Peasants to Paupers: Land, Class and Kinship in Central Kenya


*Hybrid event* Please use link below for webinar registration.

Book launch & discussion with Peter Lockwood

On the northern periphery of Nairobi, in southern Kiambu County, the city’s expansion into a landscape of poor smallholders is bringing new opportunities, dilemmas, and conflicts. Drawing on extensive ethnographic fieldwork, Peter Lockwood examines how Kiambu’s ‘workers with patches of land’ struggle to sustain their households as the skyrocketing price of land ratchets up gendered and generational tensions within families. The sale of ancestral land by senior men turns would-be inheritors, their young adult sons, into landless and land-poor paupers, heightening their exposure to economic precarity.

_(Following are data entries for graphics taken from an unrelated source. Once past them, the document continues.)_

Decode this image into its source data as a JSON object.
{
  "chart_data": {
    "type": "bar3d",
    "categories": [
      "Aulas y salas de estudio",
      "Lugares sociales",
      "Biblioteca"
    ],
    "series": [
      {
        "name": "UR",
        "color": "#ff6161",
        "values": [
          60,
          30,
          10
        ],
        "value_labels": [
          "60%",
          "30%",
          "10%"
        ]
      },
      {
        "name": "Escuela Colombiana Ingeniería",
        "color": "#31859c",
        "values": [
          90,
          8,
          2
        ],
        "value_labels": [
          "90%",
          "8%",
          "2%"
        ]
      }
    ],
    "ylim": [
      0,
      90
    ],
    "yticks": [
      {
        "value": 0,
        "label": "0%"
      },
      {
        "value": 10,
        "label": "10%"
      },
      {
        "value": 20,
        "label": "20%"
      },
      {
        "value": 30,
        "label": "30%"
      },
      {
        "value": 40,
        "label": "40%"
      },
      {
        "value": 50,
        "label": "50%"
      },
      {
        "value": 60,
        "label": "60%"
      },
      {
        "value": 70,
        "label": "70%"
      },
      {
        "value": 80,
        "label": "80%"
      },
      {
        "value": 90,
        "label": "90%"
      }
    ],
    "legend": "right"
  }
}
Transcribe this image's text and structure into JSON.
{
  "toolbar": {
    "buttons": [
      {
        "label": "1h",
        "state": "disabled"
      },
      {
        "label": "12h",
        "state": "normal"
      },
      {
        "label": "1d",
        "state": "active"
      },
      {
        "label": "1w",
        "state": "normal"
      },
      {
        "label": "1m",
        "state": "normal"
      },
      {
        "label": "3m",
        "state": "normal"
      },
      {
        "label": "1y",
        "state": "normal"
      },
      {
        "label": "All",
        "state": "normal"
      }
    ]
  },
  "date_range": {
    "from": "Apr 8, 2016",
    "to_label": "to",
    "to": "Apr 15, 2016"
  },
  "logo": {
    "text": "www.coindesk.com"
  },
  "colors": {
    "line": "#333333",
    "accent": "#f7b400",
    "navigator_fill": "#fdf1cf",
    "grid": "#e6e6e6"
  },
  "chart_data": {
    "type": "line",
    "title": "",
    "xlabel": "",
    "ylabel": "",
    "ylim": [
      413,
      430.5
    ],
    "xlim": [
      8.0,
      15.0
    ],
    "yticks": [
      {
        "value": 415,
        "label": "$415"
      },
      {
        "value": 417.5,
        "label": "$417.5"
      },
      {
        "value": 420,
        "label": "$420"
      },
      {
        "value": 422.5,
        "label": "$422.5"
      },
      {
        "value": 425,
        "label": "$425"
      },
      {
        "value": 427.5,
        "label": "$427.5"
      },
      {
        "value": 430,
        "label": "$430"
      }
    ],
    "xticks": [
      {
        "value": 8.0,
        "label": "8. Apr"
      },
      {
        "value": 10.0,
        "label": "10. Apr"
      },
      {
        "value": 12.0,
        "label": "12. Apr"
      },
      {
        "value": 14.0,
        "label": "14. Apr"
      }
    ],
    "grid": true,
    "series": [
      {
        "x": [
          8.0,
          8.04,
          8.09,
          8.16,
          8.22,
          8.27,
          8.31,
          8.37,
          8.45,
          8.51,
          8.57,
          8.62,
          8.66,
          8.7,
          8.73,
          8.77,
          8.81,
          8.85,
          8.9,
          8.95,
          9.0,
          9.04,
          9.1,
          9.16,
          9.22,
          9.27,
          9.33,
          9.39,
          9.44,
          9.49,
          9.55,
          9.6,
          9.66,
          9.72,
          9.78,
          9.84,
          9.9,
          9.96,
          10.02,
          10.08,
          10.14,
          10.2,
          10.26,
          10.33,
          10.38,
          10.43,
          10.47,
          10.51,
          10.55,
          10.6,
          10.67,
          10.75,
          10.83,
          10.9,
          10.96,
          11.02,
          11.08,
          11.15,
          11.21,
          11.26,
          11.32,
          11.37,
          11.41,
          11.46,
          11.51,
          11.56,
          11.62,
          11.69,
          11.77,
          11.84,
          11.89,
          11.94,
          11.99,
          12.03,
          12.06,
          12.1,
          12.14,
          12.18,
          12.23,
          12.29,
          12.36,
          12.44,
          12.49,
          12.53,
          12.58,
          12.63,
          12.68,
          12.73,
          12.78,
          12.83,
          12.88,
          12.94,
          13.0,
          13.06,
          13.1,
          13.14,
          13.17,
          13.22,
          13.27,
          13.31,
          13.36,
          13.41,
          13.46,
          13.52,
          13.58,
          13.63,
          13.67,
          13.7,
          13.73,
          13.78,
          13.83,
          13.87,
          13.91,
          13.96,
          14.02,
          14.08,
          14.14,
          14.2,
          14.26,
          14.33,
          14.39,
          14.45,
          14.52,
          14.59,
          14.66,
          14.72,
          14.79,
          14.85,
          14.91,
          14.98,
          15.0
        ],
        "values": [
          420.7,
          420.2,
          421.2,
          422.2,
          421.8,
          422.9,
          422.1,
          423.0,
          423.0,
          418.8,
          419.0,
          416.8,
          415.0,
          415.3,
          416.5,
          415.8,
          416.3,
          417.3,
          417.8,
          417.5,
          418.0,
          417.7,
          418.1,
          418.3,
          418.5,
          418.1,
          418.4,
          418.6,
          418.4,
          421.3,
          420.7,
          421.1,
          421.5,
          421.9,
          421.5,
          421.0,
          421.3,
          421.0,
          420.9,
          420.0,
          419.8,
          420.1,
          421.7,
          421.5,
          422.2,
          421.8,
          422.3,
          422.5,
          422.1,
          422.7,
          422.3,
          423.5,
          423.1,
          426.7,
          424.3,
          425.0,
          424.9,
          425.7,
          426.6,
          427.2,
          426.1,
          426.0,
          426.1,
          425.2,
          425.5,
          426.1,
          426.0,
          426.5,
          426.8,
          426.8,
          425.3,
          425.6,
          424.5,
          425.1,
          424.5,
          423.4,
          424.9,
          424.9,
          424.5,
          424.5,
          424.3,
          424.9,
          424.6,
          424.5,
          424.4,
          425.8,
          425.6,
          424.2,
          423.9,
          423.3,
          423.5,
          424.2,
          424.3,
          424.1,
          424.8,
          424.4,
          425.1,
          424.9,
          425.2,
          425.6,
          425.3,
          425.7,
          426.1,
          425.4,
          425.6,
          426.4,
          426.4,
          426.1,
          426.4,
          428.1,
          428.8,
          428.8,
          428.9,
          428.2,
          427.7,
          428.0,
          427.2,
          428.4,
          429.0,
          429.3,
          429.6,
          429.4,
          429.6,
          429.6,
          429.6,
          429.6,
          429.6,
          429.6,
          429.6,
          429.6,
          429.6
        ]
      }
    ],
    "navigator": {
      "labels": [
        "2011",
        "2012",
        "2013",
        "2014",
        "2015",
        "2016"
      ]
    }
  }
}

Peasants to Paupers illuminates how these dynamics are lived at the site of kinship, how moral principles of patrilineal obligation and land retention fail in the face of market opportunity. Caught between joblessness, land poverty and the breakdown of kinship, the book shows how Kiambu’s young men struggle to sustain hopes for middle-class lifestyles as the economic ground shifts beneath their feet.
doi.org/10.1017/9781009643467 (Open Access)

Dr Peter Lockwood is a Post-doctoral researcher at the Institute of Social and Cultural Anthropology, at Göttingen University. Peter is an economic and political anthropologist whose research sits at the intersection of political economy, kinship studies, and moral economy. His work examines the contradictions produced by a ‘rentier’ or ‘asset’ form of capitalism characterised by possession rather than production, one that simultaneously renders people’s labour surplus to its requirements.